Something tells me that it’s the latter, what with the on-the-nose rants and obligatory references to Donald Trump less than three minutes in. Most of this comes courtesy of Pierre-Paul (Alexandre Landry), a bespectacled Montreal delivery guy who either oozes a.) awkwardness or b.) socialism. It might be a pretty decent way to get through to its target audience since they—myself included—are pretty damn similar, but must the movie’s ethics be this predetermined?

Fall’s black-and-white core makes for an inherently tricky rope to walk: either say nothing new and hopefully please the initiated, or say too much and drive away the unconverted. Here, Arcand settles on the former (and safer) option. That means some amusing set pieces and a few lines of clever dialogue that make what should be a scathing polemic feel more like a gentle nudge to the left. The biggest difference here is that it involves a caper, and even with that on its side, the picture is too passive to work.

Said caper involves Pierre-Paul happening upon a heist while on the job. There are two bags of money, several bandits from different gangs, and millions of dollars. What does he do first? He hires an escort named Camille (Maripier Morin), of course, which only implicates her once the police show up. While a plethora of crooks tries to find the cash, the pair makes the acquaintance of a gold-hearted biker known as “The Brain” (Rémy Girard) and figure out what to do with their bounty.

If it feels like everyone’s a tool in a script instead of an engaging person, that’s because that’s the case.

All the characters are pretty cut-and-dry, each with a contradiction and a decent performance to slightly push them. It doesn’t work, but the cast tries, with Landry cushioning his stultifyingly preachy lines in wavering deadpan. Morin never lets go of the logic driving her character, even if Arcand writes the role as lacking in momentum or purpose. But hey, at least she gets to show her own background; a majority of The Brain’s characteristics rely on people churning out exposition. (The only reason it’s clear he’s a biker is that everyone keeps mentioning it.)

If it feels like everyone’s a tool in a script instead of an engaging person, that’s because that’s the case. So much of Arcand’s script tells rather than shows, and what the final product does show isn’t much to remember. Cinematographer Van Royko shoots the picture in bland, hyper-clean hues, often without much relationship to the camera here. It’s never bad, but it’s so devoid of personality that the rhetoric doesn’t have much to fall back on.

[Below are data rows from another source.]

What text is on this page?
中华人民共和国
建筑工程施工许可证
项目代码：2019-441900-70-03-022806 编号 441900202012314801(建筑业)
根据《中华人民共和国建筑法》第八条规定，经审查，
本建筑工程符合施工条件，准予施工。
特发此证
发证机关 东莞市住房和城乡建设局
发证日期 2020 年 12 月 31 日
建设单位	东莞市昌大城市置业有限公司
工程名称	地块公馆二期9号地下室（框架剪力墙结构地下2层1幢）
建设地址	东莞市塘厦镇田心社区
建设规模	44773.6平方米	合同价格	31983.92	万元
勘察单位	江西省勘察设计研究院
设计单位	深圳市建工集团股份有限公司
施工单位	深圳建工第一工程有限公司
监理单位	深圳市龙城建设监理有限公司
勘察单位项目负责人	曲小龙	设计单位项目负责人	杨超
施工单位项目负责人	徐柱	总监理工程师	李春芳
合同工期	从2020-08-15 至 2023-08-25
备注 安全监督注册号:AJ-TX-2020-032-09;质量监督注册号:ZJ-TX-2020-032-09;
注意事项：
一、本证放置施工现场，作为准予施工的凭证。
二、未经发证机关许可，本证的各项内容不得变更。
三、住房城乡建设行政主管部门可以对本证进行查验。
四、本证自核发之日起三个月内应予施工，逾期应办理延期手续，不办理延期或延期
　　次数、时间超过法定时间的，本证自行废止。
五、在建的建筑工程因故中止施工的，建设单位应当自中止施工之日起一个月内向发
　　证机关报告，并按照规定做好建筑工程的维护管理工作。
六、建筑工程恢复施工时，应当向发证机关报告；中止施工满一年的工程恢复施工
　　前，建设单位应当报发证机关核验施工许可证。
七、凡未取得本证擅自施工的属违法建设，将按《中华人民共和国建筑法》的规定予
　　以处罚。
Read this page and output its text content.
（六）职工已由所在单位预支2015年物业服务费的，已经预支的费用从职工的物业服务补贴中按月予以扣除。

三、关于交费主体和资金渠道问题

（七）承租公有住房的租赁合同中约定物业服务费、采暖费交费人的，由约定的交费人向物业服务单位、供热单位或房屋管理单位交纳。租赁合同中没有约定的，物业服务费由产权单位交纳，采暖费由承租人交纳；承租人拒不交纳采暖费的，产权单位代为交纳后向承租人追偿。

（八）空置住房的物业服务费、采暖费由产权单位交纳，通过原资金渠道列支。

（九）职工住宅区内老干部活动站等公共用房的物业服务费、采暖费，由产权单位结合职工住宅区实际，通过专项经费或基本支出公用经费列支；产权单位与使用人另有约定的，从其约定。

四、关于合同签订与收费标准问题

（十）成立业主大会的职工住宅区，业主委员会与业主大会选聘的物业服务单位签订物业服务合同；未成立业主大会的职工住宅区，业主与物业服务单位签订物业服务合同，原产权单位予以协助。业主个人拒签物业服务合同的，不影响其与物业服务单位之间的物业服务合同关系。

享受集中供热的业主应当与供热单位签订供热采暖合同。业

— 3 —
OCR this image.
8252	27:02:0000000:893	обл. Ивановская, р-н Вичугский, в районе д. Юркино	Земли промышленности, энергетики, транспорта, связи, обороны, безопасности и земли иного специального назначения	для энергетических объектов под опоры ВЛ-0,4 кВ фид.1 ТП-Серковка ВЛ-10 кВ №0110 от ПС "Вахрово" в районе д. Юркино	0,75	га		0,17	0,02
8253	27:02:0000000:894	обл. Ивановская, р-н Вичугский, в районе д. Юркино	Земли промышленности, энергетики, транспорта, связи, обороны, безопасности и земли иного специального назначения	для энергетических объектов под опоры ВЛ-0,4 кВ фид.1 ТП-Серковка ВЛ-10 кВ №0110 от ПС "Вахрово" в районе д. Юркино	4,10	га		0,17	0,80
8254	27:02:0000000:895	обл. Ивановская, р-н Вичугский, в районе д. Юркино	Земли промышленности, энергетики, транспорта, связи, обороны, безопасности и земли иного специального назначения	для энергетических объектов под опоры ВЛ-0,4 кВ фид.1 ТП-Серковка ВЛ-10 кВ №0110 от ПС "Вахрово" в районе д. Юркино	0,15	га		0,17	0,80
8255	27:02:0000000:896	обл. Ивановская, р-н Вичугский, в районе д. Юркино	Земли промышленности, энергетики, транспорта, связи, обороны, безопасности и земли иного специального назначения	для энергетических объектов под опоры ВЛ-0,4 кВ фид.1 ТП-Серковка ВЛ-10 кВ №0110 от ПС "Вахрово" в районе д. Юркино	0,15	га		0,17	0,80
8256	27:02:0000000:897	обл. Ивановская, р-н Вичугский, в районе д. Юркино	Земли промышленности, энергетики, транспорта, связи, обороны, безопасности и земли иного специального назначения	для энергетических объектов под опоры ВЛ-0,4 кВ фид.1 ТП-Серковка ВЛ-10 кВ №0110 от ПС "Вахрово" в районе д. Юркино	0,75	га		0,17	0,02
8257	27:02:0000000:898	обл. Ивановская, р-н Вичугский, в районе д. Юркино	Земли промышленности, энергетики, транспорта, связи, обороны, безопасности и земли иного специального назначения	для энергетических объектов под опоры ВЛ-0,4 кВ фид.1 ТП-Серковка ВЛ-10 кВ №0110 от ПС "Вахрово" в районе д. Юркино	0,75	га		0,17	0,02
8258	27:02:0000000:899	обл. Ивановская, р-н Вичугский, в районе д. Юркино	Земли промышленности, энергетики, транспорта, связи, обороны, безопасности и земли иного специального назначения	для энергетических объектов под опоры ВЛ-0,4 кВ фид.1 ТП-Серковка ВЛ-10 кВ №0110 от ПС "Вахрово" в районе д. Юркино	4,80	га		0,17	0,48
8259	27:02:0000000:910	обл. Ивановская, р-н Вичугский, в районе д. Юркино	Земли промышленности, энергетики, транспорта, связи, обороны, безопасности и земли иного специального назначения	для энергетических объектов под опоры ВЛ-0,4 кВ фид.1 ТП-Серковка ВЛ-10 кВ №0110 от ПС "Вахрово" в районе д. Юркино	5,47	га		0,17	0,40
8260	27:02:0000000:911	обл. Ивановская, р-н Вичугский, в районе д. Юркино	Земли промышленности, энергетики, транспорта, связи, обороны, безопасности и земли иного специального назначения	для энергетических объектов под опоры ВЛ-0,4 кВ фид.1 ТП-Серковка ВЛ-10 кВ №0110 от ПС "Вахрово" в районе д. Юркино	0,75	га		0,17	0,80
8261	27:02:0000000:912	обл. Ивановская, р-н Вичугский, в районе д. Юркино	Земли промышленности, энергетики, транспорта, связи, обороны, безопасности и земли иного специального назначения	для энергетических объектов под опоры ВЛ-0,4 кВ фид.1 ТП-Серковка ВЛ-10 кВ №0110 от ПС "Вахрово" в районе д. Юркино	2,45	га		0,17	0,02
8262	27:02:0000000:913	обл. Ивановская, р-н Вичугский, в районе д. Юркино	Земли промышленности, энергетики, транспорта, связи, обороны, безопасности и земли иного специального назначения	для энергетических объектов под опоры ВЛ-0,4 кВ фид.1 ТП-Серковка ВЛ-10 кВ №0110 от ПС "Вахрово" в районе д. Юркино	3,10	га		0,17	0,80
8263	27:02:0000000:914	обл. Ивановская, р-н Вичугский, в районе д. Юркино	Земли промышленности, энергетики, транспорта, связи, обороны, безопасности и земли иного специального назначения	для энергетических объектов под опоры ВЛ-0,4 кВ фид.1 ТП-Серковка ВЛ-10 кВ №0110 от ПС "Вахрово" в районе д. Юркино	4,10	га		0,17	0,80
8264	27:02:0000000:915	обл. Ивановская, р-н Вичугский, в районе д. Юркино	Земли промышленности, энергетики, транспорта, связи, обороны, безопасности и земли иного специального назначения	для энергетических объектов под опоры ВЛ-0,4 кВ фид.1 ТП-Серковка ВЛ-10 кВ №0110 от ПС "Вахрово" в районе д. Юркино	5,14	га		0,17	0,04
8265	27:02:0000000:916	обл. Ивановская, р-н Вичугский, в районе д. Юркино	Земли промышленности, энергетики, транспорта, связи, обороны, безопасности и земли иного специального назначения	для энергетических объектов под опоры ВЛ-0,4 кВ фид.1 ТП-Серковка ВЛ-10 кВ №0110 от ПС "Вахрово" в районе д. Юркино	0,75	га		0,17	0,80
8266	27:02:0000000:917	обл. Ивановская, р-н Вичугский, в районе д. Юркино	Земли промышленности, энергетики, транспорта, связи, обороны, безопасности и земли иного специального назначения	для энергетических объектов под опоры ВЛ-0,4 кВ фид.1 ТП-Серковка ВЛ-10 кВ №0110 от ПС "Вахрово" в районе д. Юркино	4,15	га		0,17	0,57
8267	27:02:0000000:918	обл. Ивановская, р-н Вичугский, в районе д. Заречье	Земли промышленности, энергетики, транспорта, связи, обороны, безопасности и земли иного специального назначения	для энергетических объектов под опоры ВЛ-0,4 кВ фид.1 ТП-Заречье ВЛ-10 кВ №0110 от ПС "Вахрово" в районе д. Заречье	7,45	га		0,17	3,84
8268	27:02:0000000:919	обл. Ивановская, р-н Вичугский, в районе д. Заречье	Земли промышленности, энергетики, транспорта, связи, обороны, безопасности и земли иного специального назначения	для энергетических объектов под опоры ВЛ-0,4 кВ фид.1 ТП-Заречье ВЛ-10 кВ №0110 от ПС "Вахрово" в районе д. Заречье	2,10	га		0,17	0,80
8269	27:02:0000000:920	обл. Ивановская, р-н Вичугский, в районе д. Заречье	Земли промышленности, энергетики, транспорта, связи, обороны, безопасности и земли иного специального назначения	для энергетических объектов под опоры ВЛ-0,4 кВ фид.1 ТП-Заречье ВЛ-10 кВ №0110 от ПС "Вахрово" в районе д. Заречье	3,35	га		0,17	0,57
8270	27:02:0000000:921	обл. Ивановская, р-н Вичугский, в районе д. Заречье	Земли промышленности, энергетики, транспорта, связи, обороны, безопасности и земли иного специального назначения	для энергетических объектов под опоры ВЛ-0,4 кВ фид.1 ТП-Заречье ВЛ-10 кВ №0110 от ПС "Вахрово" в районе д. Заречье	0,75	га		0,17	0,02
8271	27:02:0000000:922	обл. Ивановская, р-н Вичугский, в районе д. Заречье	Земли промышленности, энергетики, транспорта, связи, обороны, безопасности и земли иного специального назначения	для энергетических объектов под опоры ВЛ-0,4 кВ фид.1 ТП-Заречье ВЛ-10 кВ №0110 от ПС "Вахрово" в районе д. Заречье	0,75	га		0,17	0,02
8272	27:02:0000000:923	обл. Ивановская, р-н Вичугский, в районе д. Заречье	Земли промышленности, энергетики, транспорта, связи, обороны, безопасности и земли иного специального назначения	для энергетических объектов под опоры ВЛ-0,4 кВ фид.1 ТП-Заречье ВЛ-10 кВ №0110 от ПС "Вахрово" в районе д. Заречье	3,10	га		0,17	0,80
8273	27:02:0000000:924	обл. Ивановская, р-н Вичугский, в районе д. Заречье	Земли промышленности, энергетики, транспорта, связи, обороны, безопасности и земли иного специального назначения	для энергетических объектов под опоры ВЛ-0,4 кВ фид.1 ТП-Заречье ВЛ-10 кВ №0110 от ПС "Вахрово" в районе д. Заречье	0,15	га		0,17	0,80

It’s odd, too. As The Fall of the American Empire gets to its final half hour, it tries to switch from screwball to serpentine, making the first 95 minutes feel as if they relied on contrivances instead of self-effacement all along. The most ambitious parts here aren’t in the first half, and they certainly aren’t in regards to pace or technical craft. They’re ideas, and they’re all within the final stretch of the movie.

It’s when the simple “capitalism bad!” writing actually branches into a larger context that Fall has something going for it. It’s when Arcand hones in not just on his satire but also on a sense of scope, and it’s when the film develops some sort of immediacy. It’s a shame that immediacy is buried in 127 minutes of charlatan chitchat. Who knows? Maybe it’ll have a better effect on people outside of the target audience. I doubt it’ll convince many capitalists out there, but maybe it’ll push their buttons. That’s something, huh?

The Fall of the American Empire is currently playing in select theaters.